Nakayama H, Desrivot J, Bories C, Franck X, Figadère B, Hocquemiller R, Fournet A, Loiseau P M
Department of Tropical Medicine, Casilla de Correo 2511, Instituto de Investigaciones en Ciencias de la Salud Asunción, Universidad Nacional de Asuncion, Asuncion, Paraguay.
Biomed Pharmacother. 2007 Feb-Apr;61(2-3):186-8. doi: 10.1016/j.biopha.2007.02.001. Epub 2007 Feb 26.
The in vitro activity of a new analogue of 2-alkenylquinoline (2-nitrilquinoline or NQ) against Leishmania donovani was compared to oral reference drug miltefosine (HePC). IC(50) of NQ was found at 38.6 microM against promastigotes and 2.4 microM against intramacrophage amastigotes. In vivo evaluation in the L. donovani Balb/c mice model indicated that oral treatments at 12.5 and 25 mg/kg for 10 consecutive days significantly reduced the parasite burden in the liver by 68.9 and 68.5%, respectively. This activity was similar to those of HePC at 7.5 mg/kg for 10 days which reduced the parasite burden in liver by 72.5%. The present study shows the positive contribution of a nitril substitute being added into the alkenyl chain branched at the 2-position of the quinoline ring to the antileishmanial activity. In addition, any apparent toxicological disorder was observed during the experiments.

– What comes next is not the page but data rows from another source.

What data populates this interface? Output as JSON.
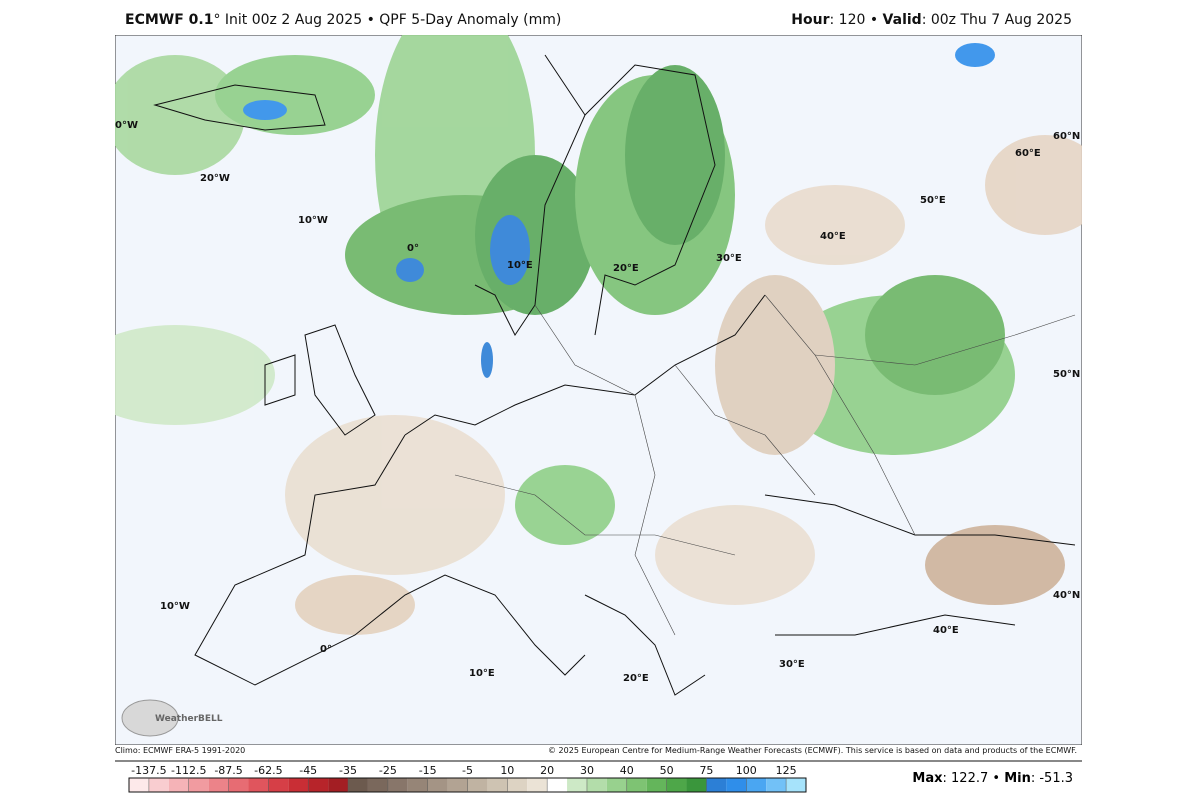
{
  "header": {
    "left_bold": "ECMWF 0.1",
    "left_rest": "° Init 00z 2 Aug 2025 • QPF 5-Day Anomaly (mm)",
    "hour_label": "Hour",
    "hour_value": ": 120 • ",
    "valid_label": "Valid",
    "valid_value": ": 00z Thu 7 Aug 2025"
  },
  "map": {
    "grid_labels": [
      "0°W",
      "20°W",
      "10°W",
      "0°",
      "10°E",
      "20°E",
      "30°E",
      "40°E",
      "50°E",
      "60°E",
      "60°N",
      "50°N",
      "40°N",
      "40°E",
      "30°E",
      "20°E",
      "10°E",
      "0°",
      "10°W"
    ],
    "logo": "WeatherBELL"
  },
  "footer": {
    "climo": "Climo: ECMWF ERA-5 1991-2020",
    "copyright": "© 2025 European Centre for Medium-Range Weather Forecasts (ECMWF). This service is based on data and products of the ECMWF.",
    "max_label": "Max",
    "max_value": 122.7,
    "min_label": "Min",
    "min_value": -51.3
  },
  "colorbar": {
    "ticks": [
      -137.5,
      -112.5,
      -87.5,
      -62.5,
      -45,
      -35,
      -25,
      -15,
      -5,
      10,
      20,
      30,
      40,
      50,
      75,
      100,
      125
    ],
    "colors": [
      "#fde9ea",
      "#f9cdd0",
      "#f5b3b7",
      "#f19ba0",
      "#ec8389",
      "#e76c73",
      "#e0555d",
      "#d63f47",
      "#c92e35",
      "#b7242a",
      "#a31e23",
      "#6c5a4e",
      "#7a685c",
      "#88766a",
      "#968577",
      "#a49485",
      "#b2a393",
      "#c0b3a2",
      "#cec3b2",
      "#ddd3c3",
      "#ebe3d6",
      "#ffffff",
      "#cde9c6",
      "#b3ddaa",
      "#98d18e",
      "#7ec373",
      "#64b55b",
      "#4ea749",
      "#3a963c",
      "#2c7fd6",
      "#2f8eea",
      "#4aa6f2",
      "#72c1f7",
      "#a6e3fb"
    ]
  }
}
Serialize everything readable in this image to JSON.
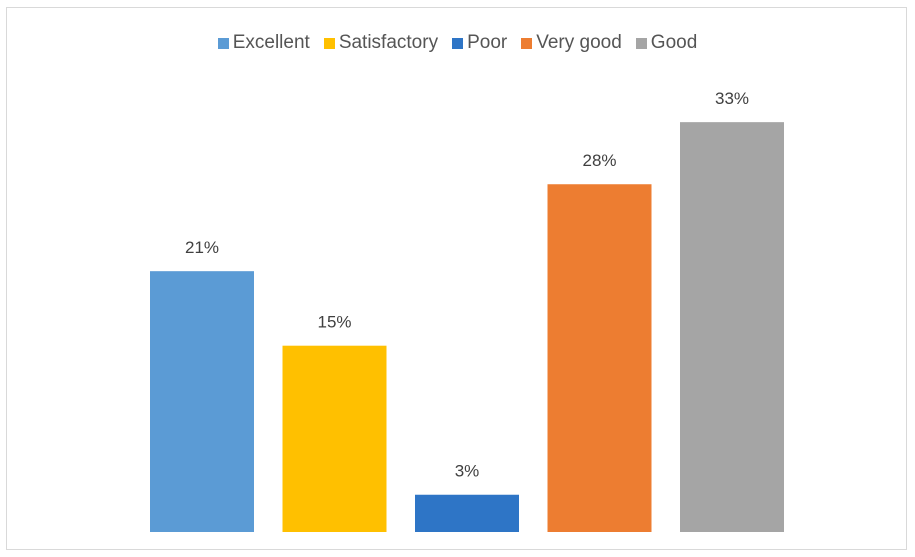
{
  "chart_data": {
    "type": "bar",
    "title": "",
    "xlabel": "",
    "ylabel": "",
    "categories": [
      "Excellent",
      "Satisfactory",
      "Poor",
      "Very good",
      "Good"
    ],
    "values": [
      21,
      15,
      3,
      28,
      33
    ],
    "data_labels": [
      "21%",
      "15%",
      "3%",
      "28%",
      "33%"
    ],
    "ylim": [
      0,
      35
    ],
    "grid": false,
    "legend_placement": "top",
    "colors": [
      "#5b9bd5",
      "#ffc000",
      "#2e75c6",
      "#ed7d31",
      "#a5a5a5"
    ]
  }
}
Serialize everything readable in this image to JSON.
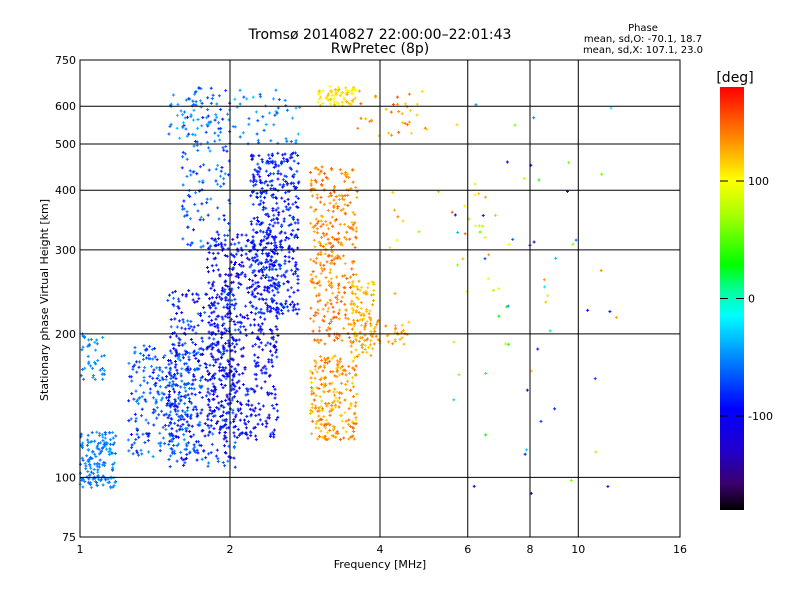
{
  "chart_data": {
    "type": "scatter",
    "title": "Tromsø 20140827 22:00:00–22:01:43",
    "subtitle": "RwPretec (8p)",
    "xlabel": "Frequency [MHz]",
    "ylabel": "Stationary phase Virtual Height [km]",
    "x_scale": "log",
    "y_scale": "log",
    "xlim": [
      1,
      16
    ],
    "ylim": [
      75,
      750
    ],
    "x_ticks": [
      1,
      2,
      4,
      6,
      8,
      10,
      16
    ],
    "y_ticks": [
      75,
      100,
      200,
      300,
      400,
      500,
      600,
      750
    ],
    "grid": true,
    "phase_box": {
      "title": "Phase",
      "line1": "mean, sd,O: -70.1, 18.7",
      "line2": "mean, sd,X: 107.1, 23.0"
    },
    "colorbar": {
      "label": "[deg]",
      "range": [
        -180,
        180
      ],
      "tick_values": [
        100,
        0,
        -100
      ],
      "tick_labels": [
        "100",
        "0",
        "-100"
      ]
    },
    "clusters": [
      {
        "f": [
          1.0,
          1.18
        ],
        "h": [
          95,
          125
        ],
        "phase": [
          -65,
          -40
        ],
        "n": 150
      },
      {
        "f": [
          1.0,
          1.12
        ],
        "h": [
          160,
          200
        ],
        "phase": [
          -60,
          -40
        ],
        "n": 40
      },
      {
        "f": [
          1.25,
          1.75
        ],
        "h": [
          110,
          190
        ],
        "phase": [
          -95,
          -45
        ],
        "n": 280
      },
      {
        "f": [
          1.5,
          2.05
        ],
        "h": [
          105,
          250
        ],
        "phase": [
          -115,
          -55
        ],
        "n": 380
      },
      {
        "f": [
          1.8,
          2.5
        ],
        "h": [
          120,
          330
        ],
        "phase": [
          -125,
          -70
        ],
        "n": 560
      },
      {
        "f": [
          2.2,
          2.75
        ],
        "h": [
          220,
          480
        ],
        "phase": [
          -110,
          -65
        ],
        "n": 420
      },
      {
        "f": [
          1.6,
          2.0
        ],
        "h": [
          300,
          660
        ],
        "phase": [
          -90,
          -40
        ],
        "n": 140
      },
      {
        "f": [
          1.5,
          2.8
        ],
        "h": [
          500,
          650
        ],
        "phase": [
          -70,
          -30
        ],
        "n": 90
      },
      {
        "f": [
          2.9,
          3.6
        ],
        "h": [
          190,
          450
        ],
        "phase": [
          120,
          155
        ],
        "n": 330
      },
      {
        "f": [
          2.9,
          3.6
        ],
        "h": [
          120,
          180
        ],
        "phase": [
          110,
          150
        ],
        "n": 220
      },
      {
        "f": [
          3.5,
          3.9
        ],
        "h": [
          180,
          260
        ],
        "phase": [
          110,
          135
        ],
        "n": 90
      },
      {
        "f": [
          3.0,
          3.6
        ],
        "h": [
          600,
          660
        ],
        "phase": [
          95,
          130
        ],
        "n": 70
      },
      {
        "f": [
          3.6,
          4.6
        ],
        "h": [
          190,
          215
        ],
        "phase": [
          115,
          145
        ],
        "n": 45
      },
      {
        "f": [
          3.6,
          5.0
        ],
        "h": [
          520,
          650
        ],
        "phase": [
          110,
          160
        ],
        "n": 35
      },
      {
        "f": [
          4.0,
          7.0
        ],
        "h": [
          240,
          420
        ],
        "phase": [
          60,
          150
        ],
        "n": 25
      },
      {
        "f": [
          5.5,
          12.0
        ],
        "h": [
          90,
          620
        ],
        "phase": [
          -140,
          140
        ],
        "n": 60
      }
    ]
  }
}
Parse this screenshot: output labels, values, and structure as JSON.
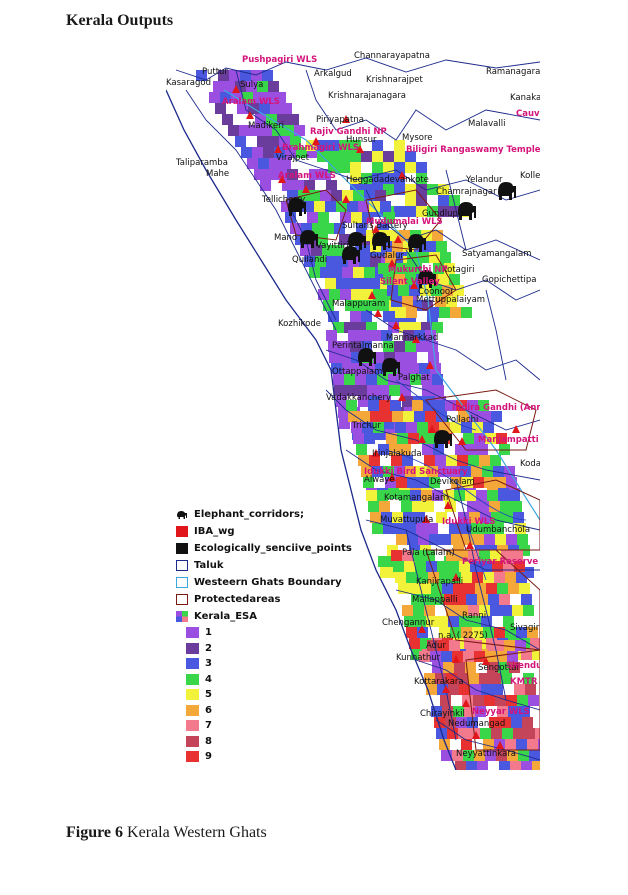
{
  "heading": "Kerala Outputs",
  "caption": {
    "label": "Figure 6",
    "text": " Kerala Western Ghats"
  },
  "legend": {
    "layers": [
      {
        "name": "Elephant_corridors;",
        "icon": "elephant-icon"
      },
      {
        "name": "IBA_wg",
        "color": "#e0161a"
      },
      {
        "name": "Ecologically_senciive_points",
        "color": "#111111"
      },
      {
        "name": "Taluk",
        "color": "#1c2a8c"
      },
      {
        "name": "Westeern Ghats Boundary",
        "color": "#3fa7e0"
      },
      {
        "name": "Protectedareas",
        "color": "#7a1a12"
      },
      {
        "name": "Kerala_ESA",
        "icon": "esa-icon"
      }
    ],
    "classes": [
      {
        "label": "1",
        "color": "#9b4fe0"
      },
      {
        "label": "2",
        "color": "#6a3c9c"
      },
      {
        "label": "3",
        "color": "#4a58e0"
      },
      {
        "label": "4",
        "color": "#3ad64a"
      },
      {
        "label": "5",
        "color": "#f2f23a"
      },
      {
        "label": "6",
        "color": "#f4a83a"
      },
      {
        "label": "7",
        "color": "#f27a8c"
      },
      {
        "label": "8",
        "color": "#c4445a"
      },
      {
        "label": "9",
        "color": "#e83232"
      }
    ]
  },
  "places": [
    "Channarayapatna",
    "Puttur",
    "Kasaragod",
    "Sulya",
    "Arkalgud",
    "Krishnarajpet",
    "Ramanagara",
    "Krishnarajanagara",
    "Kanaka",
    "Madikeri",
    "Piriyapatna",
    "Malavalli",
    "Mysore",
    "Hunsur",
    "Taliparamba",
    "Mahe",
    "Virajpet",
    "Heggadadevankote",
    "Yelandur",
    "Chamrajnagar",
    "Kolle",
    "Tellicherry",
    "Gundlupet",
    "Mano",
    "Vayittiri",
    "Sultans Battery",
    "Quilandi",
    "Gudalur",
    "Satyamangalam",
    "Kotagiri",
    "Gopichettipa",
    "Coonoor",
    "Malappuram",
    "Mettuppalaiyam",
    "Kozhikode",
    "Mannarkkad",
    "Perintalmanna",
    "Ottappalam",
    "Palghat",
    "Vadakkanchery",
    "Pollachi",
    "Trichur",
    "Irinjalakuda",
    "Koda",
    "Alwaye",
    "Devikolam",
    "Kotamangalam",
    "Muvattupula",
    "Udumbanchola",
    "Pala (Lalam)",
    "Kanjirapalli",
    "Mallappalli",
    "Ranni",
    "Chengannur",
    "Sivagiri",
    "Adur",
    "n.a. ( 2275)",
    "Kunnathur",
    "Kottarakara",
    "Sengottai",
    "Chirayinkil",
    "Nedumangad",
    "Neyyattinkara"
  ],
  "protected_areas": [
    "Pushpagiri WLS",
    "Aralam WLS",
    "Rajiv Gandhi NP",
    "Brahmagiri WLS",
    "Biligiri Rangaswamy Temple",
    "Cauvery",
    "Aralam WLS",
    "Mudumalai WLS",
    "Silent Valley",
    "Mukurthi NP",
    "Indira Gandhi (Annamalai)",
    "Manjampatti",
    "Idukki Bird Sanctuary",
    "Idukki WLS",
    "Periyar Reserve",
    "Shendurney WLS",
    "KMTR",
    "Neyyar WLS"
  ]
}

将一种新型2-烯基喹啉类似物(2-腈基喹啉或NQ)对杜氏利什曼原虫的体外活性与口服参比药物米替福新(己基磷酸胆碱)进行了比较。发现NQ对前鞭毛体的半数抑制浓度(IC50)为38.6微摩尔,对巨噬细胞内无鞭毛体的IC50为2.4微摩尔。在杜氏利什曼原虫Balb/c小鼠模型中的体内评估表明,连续10天以12.5和25毫克/千克的剂量口服给药,可使肝脏中的寄生虫负荷分别显著降低68.9%和68.5%。该活性与连续10天以7.5毫克/千克的剂量给予米替福新的活性相似,后者可使肝脏中的寄生虫负荷降低72.5%。本研究表明,在喹啉环2位分支的烯基链中添加腈基取代基对抗利什曼活性有积极贡献。此外,在实验过程中未观察到任何明显的毒理学紊乱。